Ils attendaient que le moment fût venu d'agir.
Un peu avant minuit :
« Il est temps! » dit Uncle Prudent.
Sous les couchettes de la cabine, il y avait un coffre qui formait tiroir. Ce fut dans ce coffre que Uncle Prudent déposa la cartouche de dynamite, munie de sa mèche. De cette façon, la mèche pourrait brûler sans se trahir par son odeur ou son crépitement. Uncle Prudent l'alluma à son extrémité. Puis, repoussant le coffre sous la couchette
Maintenant, à l'arrière, dit-il, et attendons!
Tous deux sortirent et furent d'abord étonnés de ne pas voir le timonier à son poste habituel.
Phil Evans se pencha alors en dehors de la plate-forme.
« L'_Albatros_ est toujours à la même place! dit-il à voix basse. Les travaux n'ont pas été terminés !... Il n'aura pu partir! »
Uncle Prudent eut un geste de désappointement.
« Il faut éteindre la mèche, dit-il.
Non !... Il faut nous sauver! répondit Phil Evans. Nous sauver?
- Oui!... Par le câble de l'ancre, puisqu'il fait nuit!... Cent cinquante pieds à descendre, ce n'est rien!
- Rien, en effet, Phil Evans, et nous serions fous de ne pas profiter de cette chance inattendue! »
Mais, auparavant, ils rentrèrent dans leur cabine et prirent sur eux tout ce qu'ils pouvaient emporter en prévision d'un séjour plus ou moins prolongé sur l'île Chatam. Puis, la porte refermée, ils s'avancèrent sans bruit vers l'avant.
Leur intention était de réveiller Frycollin et de l'obliger à prendre la fuite avec eux.
L'obscurité était profonde. Les nuages commençaient à chasser du sud-ouest. Déjà l'aéronef tanguait quelque peu sur son ancre, en s'écartant légèrement de la verticale par rapport au câble de retenue. La descente devait donc offrir un peu plus de difficultés. Mais ce n'était pas pour arrêter des hommes qui, tout d'abord, n'avaient pas hésité à jouer leur vie.
Tous deux se glissèrent sur la plate-forme, s'arrêtant parfois à l'abri des roufles pour écouter si quelque bruit se produisait. Silence absolu partout. Aucune lumière à travers les hublots. Ce n'était pas seulement le silence, c'était le sommeil dans lequel était plongé l'aéronef.
Cependant Uncle Prudent et son compagnon s'approchaient de la cabine de Frycollin, lorsque Phil Evans s'arrêta :
« L'homme de garde! » dit-il.
Un homme, en effet, était couché près du roufle. S'il dormait, c'était à peine. Toute fuite devenait impossible au cas où il eût donné l'alarme.

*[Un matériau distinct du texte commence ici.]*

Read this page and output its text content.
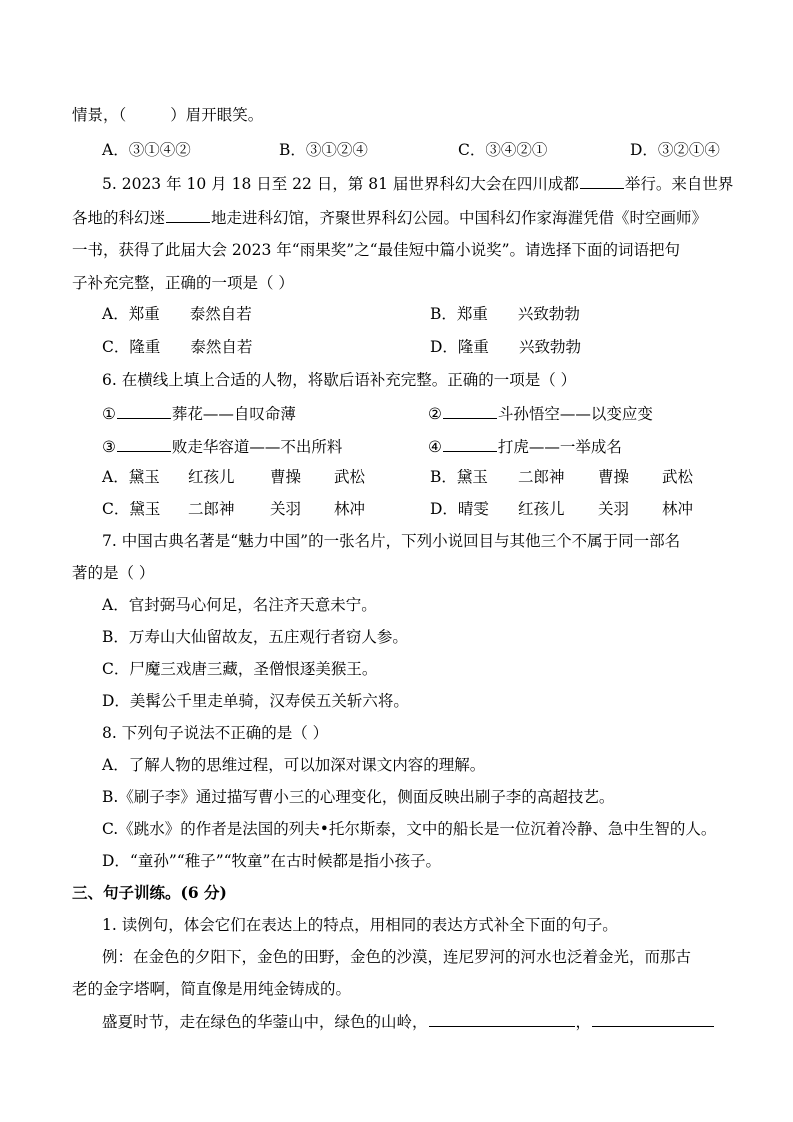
情景，（	）眉开眼笑。
A．③①④②	B．③①②④	C．③④②①	D．③②①④
5. 2023 年 10 月 18 日至 22 日，第 81 届世界科幻大会在四川成都	举行。来自世界
各地的科幻迷	地走进科幻馆，齐聚世界科幻公园。中国科幻作家海漄凭借《时空画师》
一书，获得了此届大会 2023 年“雨果奖”之“最佳短中篇小说奖”。请选择下面的词语把句
子补充完整，正确的一项是（ ）
A．郑重 泰然自若	B．郑重 兴致勃勃
C．隆重 泰然自若	D．隆重 兴致勃勃
6. 在横线上填上合适的人物，将歇后语补充完整。正确的一项是（ ）
①	葬花——自叹命薄	②	斗孙悟空——以变应变
③	败走华容道——不出所料	④	打虎——一举成名
A．黛玉 红孩儿 曹操 武松	B．黛玉 二郎神 曹操 武松
C．黛玉 二郎神 关羽 林冲	D．晴雯 红孩儿 关羽 林冲
7. 中国古典名著是“魅力中国”的一张名片，下列小说回目与其他三个不属于同一部名
著的是（ ）
A．官封弼马心何足，名注齐天意未宁。
B．万寿山大仙留故友，五庄观行者窃人参。
C．尸魔三戏唐三藏，圣僧恨逐美猴王。
D．美髯公千里走单骑，汉寿侯五关斩六将。
8. 下列句子说法不正确的是（ ）
A．了解人物的思维过程，可以加深对课文内容的理解。
B.《刷子李》通过描写曹小三的心理变化，侧面反映出刷子李的高超技艺。
C.《跳水》的作者是法国的列夫•托尔斯泰，文中的船长是一位沉着冷静、急中生智的人。
D．“童孙”“稚子”“牧童”在古时候都是指小孩子。
三、句子训练。(6 分)
1. 读例句，体会它们在表达上的特点，用相同的表达方式补全下面的句子。
例：在金色的夕阳下，金色的田野，金色的沙漠，连尼罗河的河水也泛着金光，而那古
老的金字塔啊，简直像是用纯金铸成的。
盛夏时节，走在绿色的华蓥山中，绿色的山岭，	，
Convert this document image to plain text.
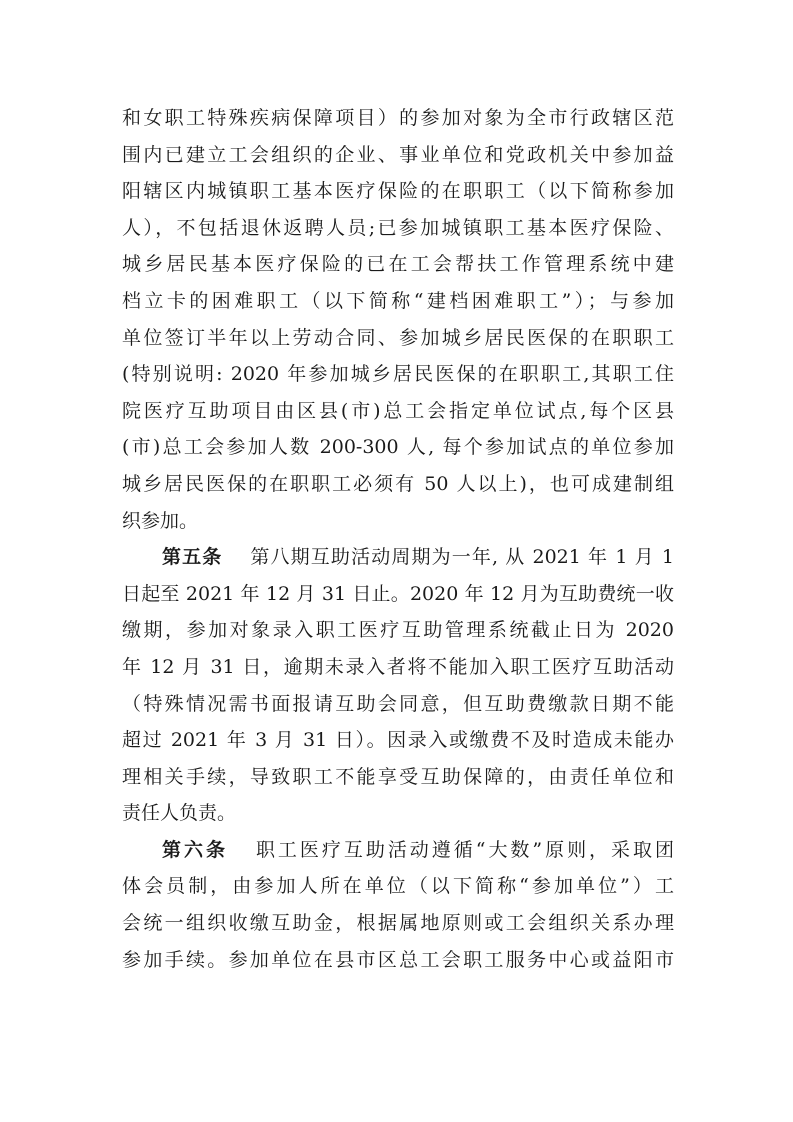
和女职工特殊疾病保障项目）的参加对象为全市行政辖区范
围内已建立工会组织的企业、事业单位和党政机关中参加益
阳辖区内城镇职工基本医疗保险的在职职工（以下简称参加
人），不包括退休返聘人员;已参加城镇职工基本医疗保险、
城乡居民基本医疗保险的已在工会帮扶工作管理系统中建
档立卡的困难职工（以下简称“建档困难职工”）；与参加
单位签订半年以上劳动合同、参加城乡居民医保的在职职工
(特别说明: 2020 年参加城乡居民医保的在职职工,其职工住
院医疗互助项目由区县(市)总工会指定单位试点,每个区县
(市)总工会参加人数 200-300 人, 每个参加试点的单位参加
城乡居民医保的在职职工必须有 50 人以上)，也可成建制组
织参加。
第五条 第八期互助活动周期为一年, 从 2021 年 1 月 1
日起至 2021 年 12 月 31 日止。2020 年 12 月为互助费统一收
缴期，参加对象录入职工医疗互助管理系统截止日为 2020
年 12 月 31 日，逾期未录入者将不能加入职工医疗互助活动
（特殊情况需书面报请互助会同意，但互助费缴款日期不能
超过 2021 年 3 月 31 日）。因录入或缴费不及时造成未能办
理相关手续，导致职工不能享受互助保障的，由责任单位和
责任人负责。
第六条 职工医疗互助活动遵循“大数”原则，采取团
体会员制，由参加人所在单位（以下简称“参加单位”）工
会统一组织收缴互助金，根据属地原则或工会组织关系办理
参加手续。参加单位在县市区总工会职工服务中心或益阳市
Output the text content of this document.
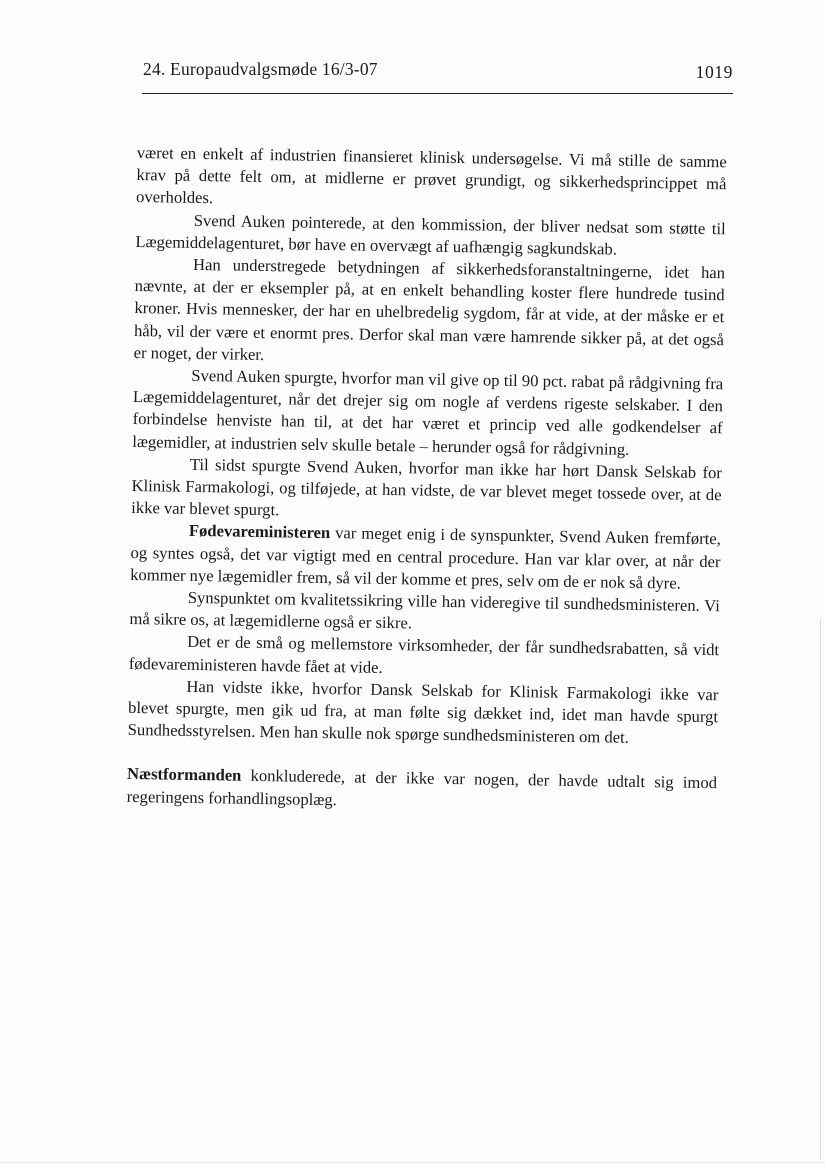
24. Europaudvalgsmøde 16/3-07	1019

været en enkelt af industrien finansieret klinisk undersøgelse. Vi må stille de samme krav på dette felt om, at midlerne er prøvet grundigt, og sikkerhedsprincippet må overholdes.

Svend Auken pointerede, at den kommission, der bliver nedsat som støtte til Lægemiddelagenturet, bør have en overvægt af uafhængig sagkundskab.

Han understregede betydningen af sikkerhedsforanstaltningerne, idet han nævnte, at der er eksempler på, at en enkelt behandling koster flere hundrede tusind kroner. Hvis mennesker, der har en uhelbredelig sygdom, får at vide, at der måske er et håb, vil der være et enormt pres. Derfor skal man være hamrende sikker på, at det også er noget, der virker.

Svend Auken spurgte, hvorfor man vil give op til 90 pct. rabat på rådgivning fra Lægemiddelagenturet, når det drejer sig om nogle af verdens rigeste selskaber. I den forbindelse henviste han til, at det har været et princip ved alle godkendelser af lægemidler, at industrien selv skulle betale – herunder også for rådgivning.

Til sidst spurgte Svend Auken, hvorfor man ikke har hørt Dansk Selskab for Klinisk Farmakologi, og tilføjede, at han vidste, de var blevet meget tossede over, at de ikke var blevet spurgt.

Fødevareministeren var meget enig i de synspunkter, Svend Auken fremførte, og syntes også, det var vigtigt med en central procedure. Han var klar over, at når der kommer nye lægemidler frem, så vil der komme et pres, selv om de er nok så dyre.

Synspunktet om kvalitetssikring ville han videregive til sundhedsministeren. Vi må sikre os, at lægemidlerne også er sikre.

Det er de små og mellemstore virksomheder, der får sundhedsrabatten, så vidt fødevareministeren havde fået at vide.

Han vidste ikke, hvorfor Dansk Selskab for Klinisk Farmakologi ikke var blevet spurgte, men gik ud fra, at man følte sig dækket ind, idet man havde spurgt Sundhedsstyrelsen. Men han skulle nok spørge sundhedsministeren om det.

Næstformanden konkluderede, at der ikke var nogen, der havde udtalt sig imod regeringens forhandlingsoplæg.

En cet endroit, il y avait quelques cordes, des morceaux de toile et d'étoupe, dont on s'était servi pour la réparation de l'hélice.
Un instant après, l'homme fut bâillonné, encapuchonné, attaché à un des montants de la rambarde, dans l'impossibilité de pousser un cri ou de faire un mouvement.
Tout cela s'était passé presque sans bruit.
Uncle Prudent et Phil Evans écoutèrent... Le silence ne fut aucunement troublé à l'intérieur des roufles. Tous dormaient à bord.
Les deux fugitifs - ne peut-on déjà leur donner ce nom? - arrivèrent devant la cabine occupée par Frycollin. François Tapage faisait entendre un ronflement digne de son nom, ce qui était rassurant.
A sa grande surprise, Uncle Prudent n'eut point à pousser la porte de Frycollin. Elle était ouverte. Il s'introduisit à demi dans la cabine; puis, se retirant :
« Personne! dit-il.
- Personne ! ... Où peut-il être? » murmura Phil Evans.
Tous deux rampèrent jusqu'à l'avant, pensant que Frycollin dormait peut-être dans quelque coin...
Personne encore.
« Est-ce que le coquin nous aurait devancés ?... dit Uncle Prudent.
- Qu'il l'ait fait ou non, répondit Phil Evans, nous ne pouvons attendre plus longtemps! Partons ! »
Sans hésiter, l'un après l'autre, les fugitifs saisirent le câble des deux mains, s'y assujettirent des deux pieds; puis, se laissant glisser, ils arrivèrent à terre sains et saufs.
Quelle jouissance ce fut pour eux de fouler ce sol qui leur manquait depuis si longtemps, de marcher sur un terrain solide, de ne plus être les jouets de l'atmosphère!
Ils se préparaient à gagner l'intérieur de l'île en remontant le rio, quand, soudain, une ombre se dressa devant eux.